Rail and road links were cut off after at least 80 centimeters (31.5 inches) of snow dropped on the area over 24 hours, according to Switzerland's WSL Institute for Snow and Avalanche Research.
The airlift was not part of an official evacuation, according to AP news agency, which was aimed at transporting those in need and bringing in supplies to stranded visitors.
"Power has returned, there's still the chance that it could go out ... but at this time things look good," a tourist office spokeswoman in the town said. "The atmosphere in the village is relaxed and comfortable."
The WSL Institute also raised the local avalanche risk to the maximum level of five. Nearby cable cars, ski slopes and hiking trails had been closed a day earlier.
Heavy snowfall affected many parts of southwestern Switzerland and some Alpine areas in France over the last few days.

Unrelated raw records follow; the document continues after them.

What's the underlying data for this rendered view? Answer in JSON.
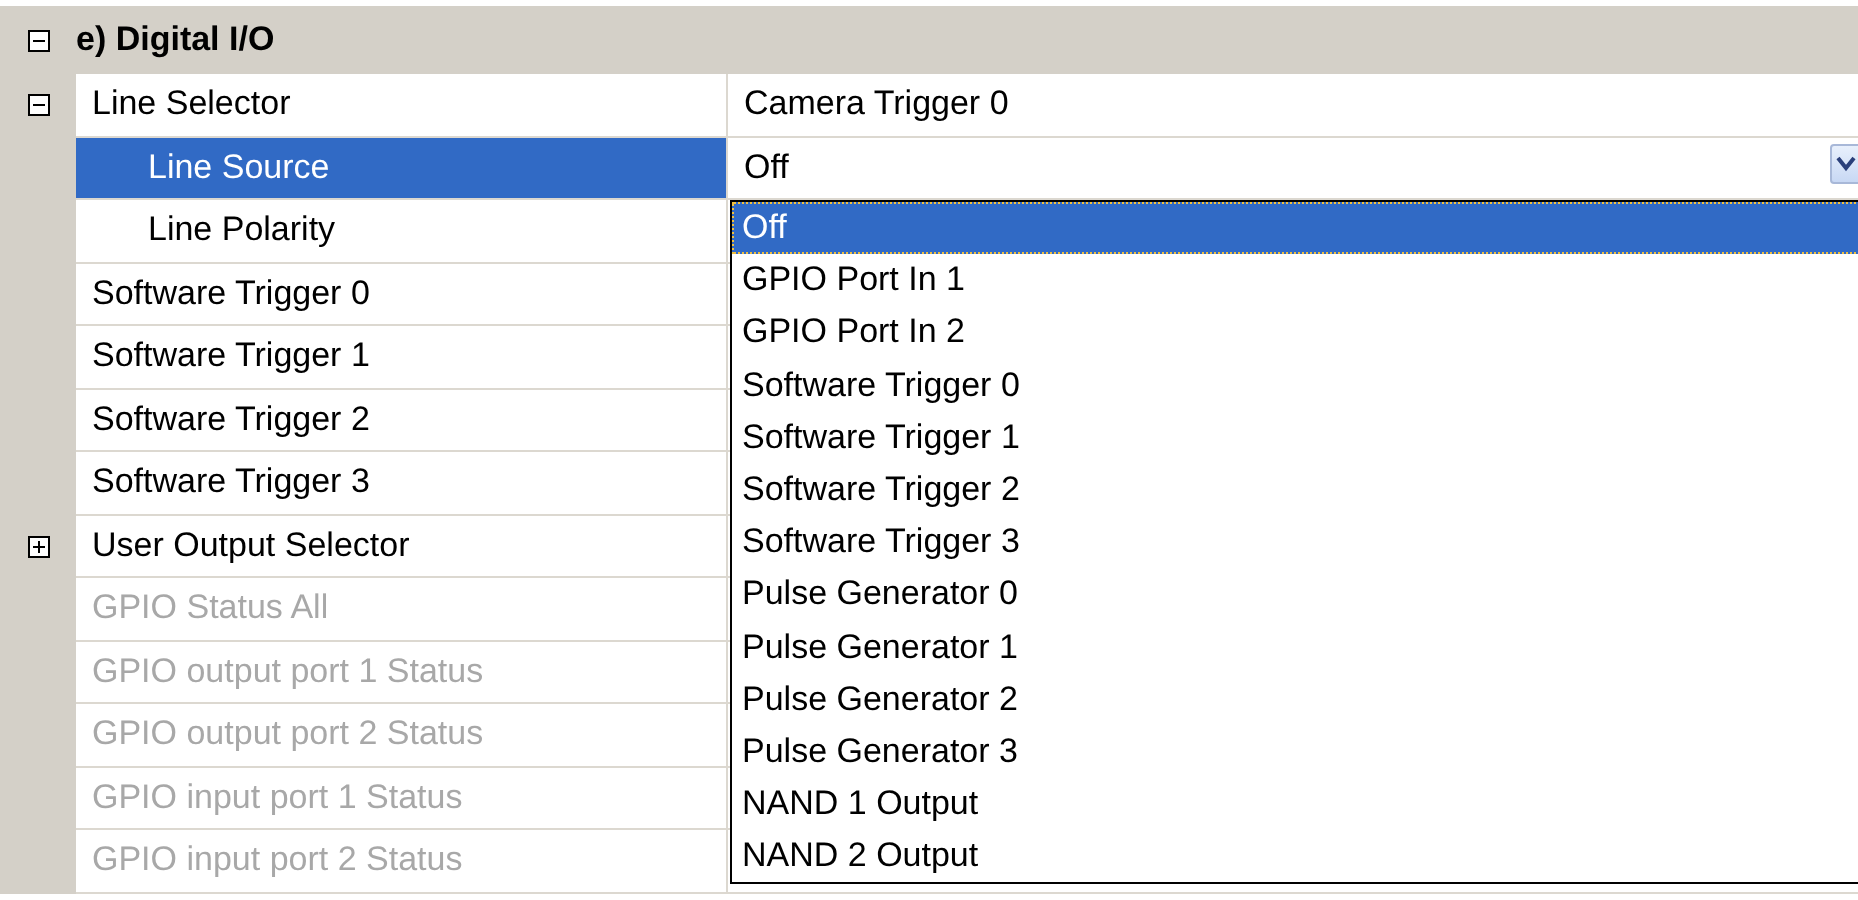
{
  "category": {
    "label": "e) Digital I/O",
    "expanded": true
  },
  "rows": [
    {
      "name": "Line Selector",
      "value": "Camera Trigger 0",
      "expanded": true,
      "selected": false,
      "disabled": false,
      "children": [
        {
          "name": "Line Source",
          "value": "Off",
          "selected": true,
          "disabled": false
        },
        {
          "name": "Line Polarity",
          "selected": false,
          "disabled": false
        }
      ]
    },
    {
      "name": "Software Trigger 0",
      "selected": false,
      "disabled": false
    },
    {
      "name": "Software Trigger 1",
      "selected": false,
      "disabled": false
    },
    {
      "name": "Software Trigger 2",
      "selected": false,
      "disabled": false
    },
    {
      "name": "Software Trigger 3",
      "selected": false,
      "disabled": false
    },
    {
      "name": "User Output Selector",
      "expanded": false,
      "selected": false,
      "disabled": false
    },
    {
      "name": "GPIO Status All",
      "selected": false,
      "disabled": true
    },
    {
      "name": "GPIO output port 1 Status",
      "selected": false,
      "disabled": true
    },
    {
      "name": "GPIO output port 2 Status",
      "selected": false,
      "disabled": true
    },
    {
      "name": "GPIO input port 1 Status",
      "selected": false,
      "disabled": true
    },
    {
      "name": "GPIO input port 2 Status",
      "selected": false,
      "disabled": true
    }
  ],
  "dropdown": {
    "options": [
      {
        "label": "Off",
        "selected": true
      },
      {
        "label": "GPIO Port In 1",
        "selected": false
      },
      {
        "label": "GPIO Port In 2",
        "selected": false
      },
      {
        "label": "Software Trigger 0",
        "selected": false
      },
      {
        "label": "Software Trigger 1",
        "selected": false
      },
      {
        "label": "Software Trigger 2",
        "selected": false
      },
      {
        "label": "Software Trigger 3",
        "selected": false
      },
      {
        "label": "Pulse Generator 0",
        "selected": false
      },
      {
        "label": "Pulse Generator 1",
        "selected": false
      },
      {
        "label": "Pulse Generator 2",
        "selected": false
      },
      {
        "label": "Pulse Generator 3",
        "selected": false
      },
      {
        "label": "NAND 1 Output",
        "selected": false
      },
      {
        "label": "NAND 2 Output",
        "selected": false
      }
    ]
  }
}
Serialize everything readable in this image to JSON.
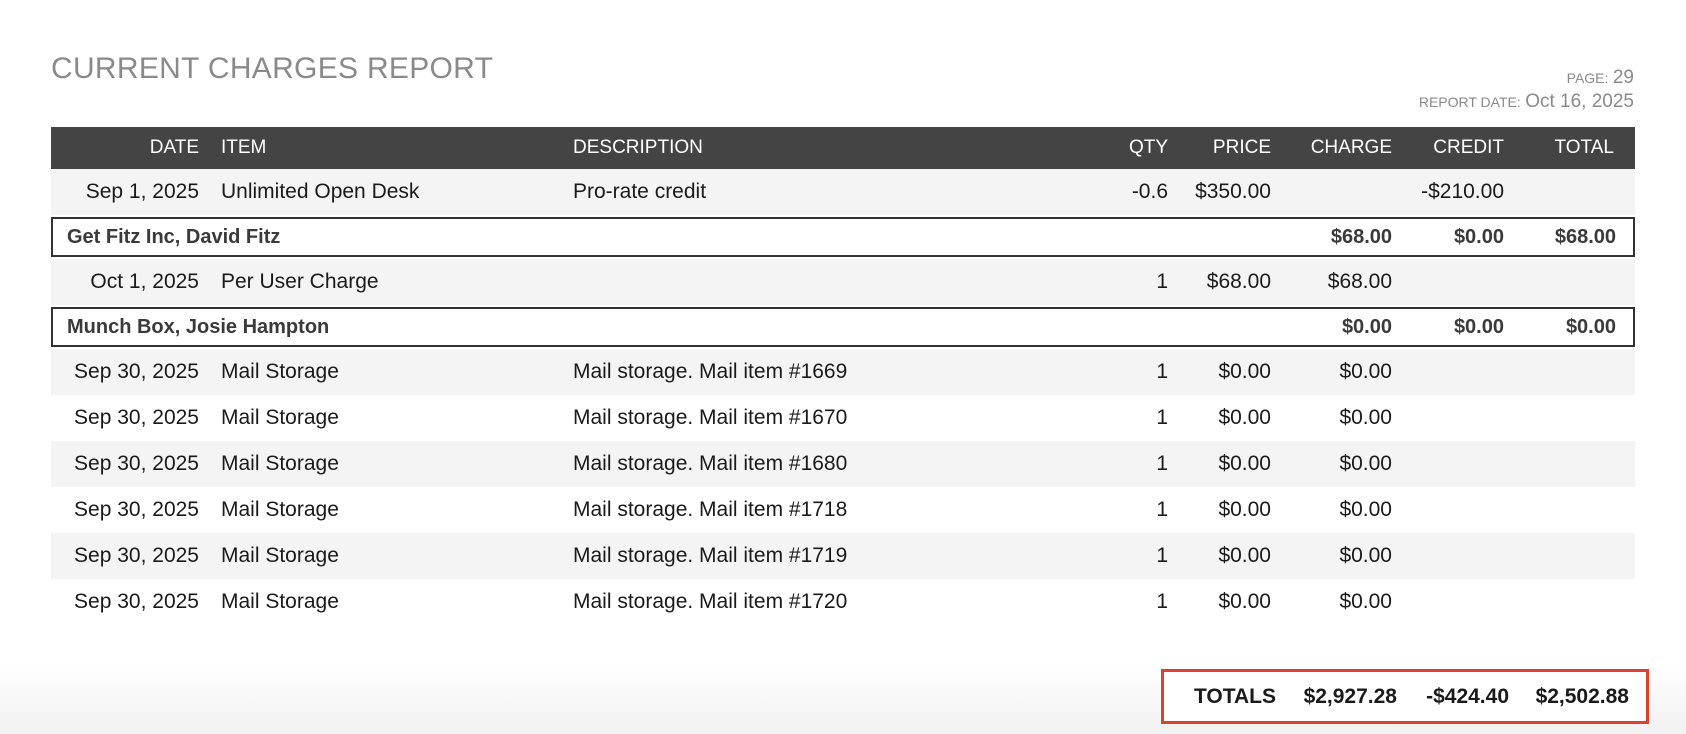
{
  "report": {
    "title": "CURRENT CHARGES REPORT",
    "page_label": "PAGE:",
    "page_value": "29",
    "date_label": "REPORT DATE:",
    "date_value": "Oct 16, 2025"
  },
  "columns": {
    "date": "DATE",
    "item": "ITEM",
    "description": "DESCRIPTION",
    "qty": "QTY",
    "price": "PRICE",
    "charge": "CHARGE",
    "credit": "CREDIT",
    "total": "TOTAL"
  },
  "rows": [
    {
      "date": "Sep 1, 2025",
      "item": "Unlimited Open Desk",
      "description": "Pro-rate credit",
      "qty": "-0.6",
      "price": "$350.00",
      "charge": "",
      "credit": "-$210.00",
      "total": ""
    },
    {
      "group": "Get Fitz Inc, David Fitz",
      "charge": "$68.00",
      "credit": "$0.00",
      "total": "$68.00"
    },
    {
      "date": "Oct 1, 2025",
      "item": "Per User Charge",
      "description": "",
      "qty": "1",
      "price": "$68.00",
      "charge": "$68.00",
      "credit": "",
      "total": ""
    },
    {
      "group": "Munch Box, Josie Hampton",
      "charge": "$0.00",
      "credit": "$0.00",
      "total": "$0.00"
    },
    {
      "date": "Sep 30, 2025",
      "item": "Mail Storage",
      "description": "Mail storage. Mail item #1669",
      "qty": "1",
      "price": "$0.00",
      "charge": "$0.00",
      "credit": "",
      "total": ""
    },
    {
      "date": "Sep 30, 2025",
      "item": "Mail Storage",
      "description": "Mail storage. Mail item #1670",
      "qty": "1",
      "price": "$0.00",
      "charge": "$0.00",
      "credit": "",
      "total": ""
    },
    {
      "date": "Sep 30, 2025",
      "item": "Mail Storage",
      "description": "Mail storage. Mail item #1680",
      "qty": "1",
      "price": "$0.00",
      "charge": "$0.00",
      "credit": "",
      "total": ""
    },
    {
      "date": "Sep 30, 2025",
      "item": "Mail Storage",
      "description": "Mail storage. Mail item #1718",
      "qty": "1",
      "price": "$0.00",
      "charge": "$0.00",
      "credit": "",
      "total": ""
    },
    {
      "date": "Sep 30, 2025",
      "item": "Mail Storage",
      "description": "Mail storage. Mail item #1719",
      "qty": "1",
      "price": "$0.00",
      "charge": "$0.00",
      "credit": "",
      "total": ""
    },
    {
      "date": "Sep 30, 2025",
      "item": "Mail Storage",
      "description": "Mail storage. Mail item #1720",
      "qty": "1",
      "price": "$0.00",
      "charge": "$0.00",
      "credit": "",
      "total": ""
    }
  ],
  "totals": {
    "label": "TOTALS",
    "charge": "$2,927.28",
    "credit": "-$424.40",
    "total": "$2,502.88"
  },
  "colors": {
    "header_bg": "#444444",
    "row_shade": "#f4f4f4",
    "totals_border": "#d9432f"
  }
}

Authorities evacuated 20 people from Visp around 30 kilometers (20 miles) from Zermatt after a snowy mudslide rammed into part of the town, Swiss broadcaster SRG reported.
Snowfall was over 1 meter (39 inches) over 24 hours in some remote areas of the region, according to the WSL Institute.
Swiss media reported that the lower lying villages of Eyholz and Mottec were also evacuated after heavy rain caused severe mudslides.
On Monday, an avalanche reportedly hit a five-story building in the Italian resort of Sestrieres. None of the 29 people staying in the resort were injured.
In France, police told AFP news agency they were searching for a British skier who went missing near the resort of Tignes.
French forecasters said snowfall in the Savoie area of the Alps was only seen "once in every 30 years" after an estimated 1.8 meters fell over 36 hours.
Swiss authorities said they expect weather in the area to improve on Wednesday.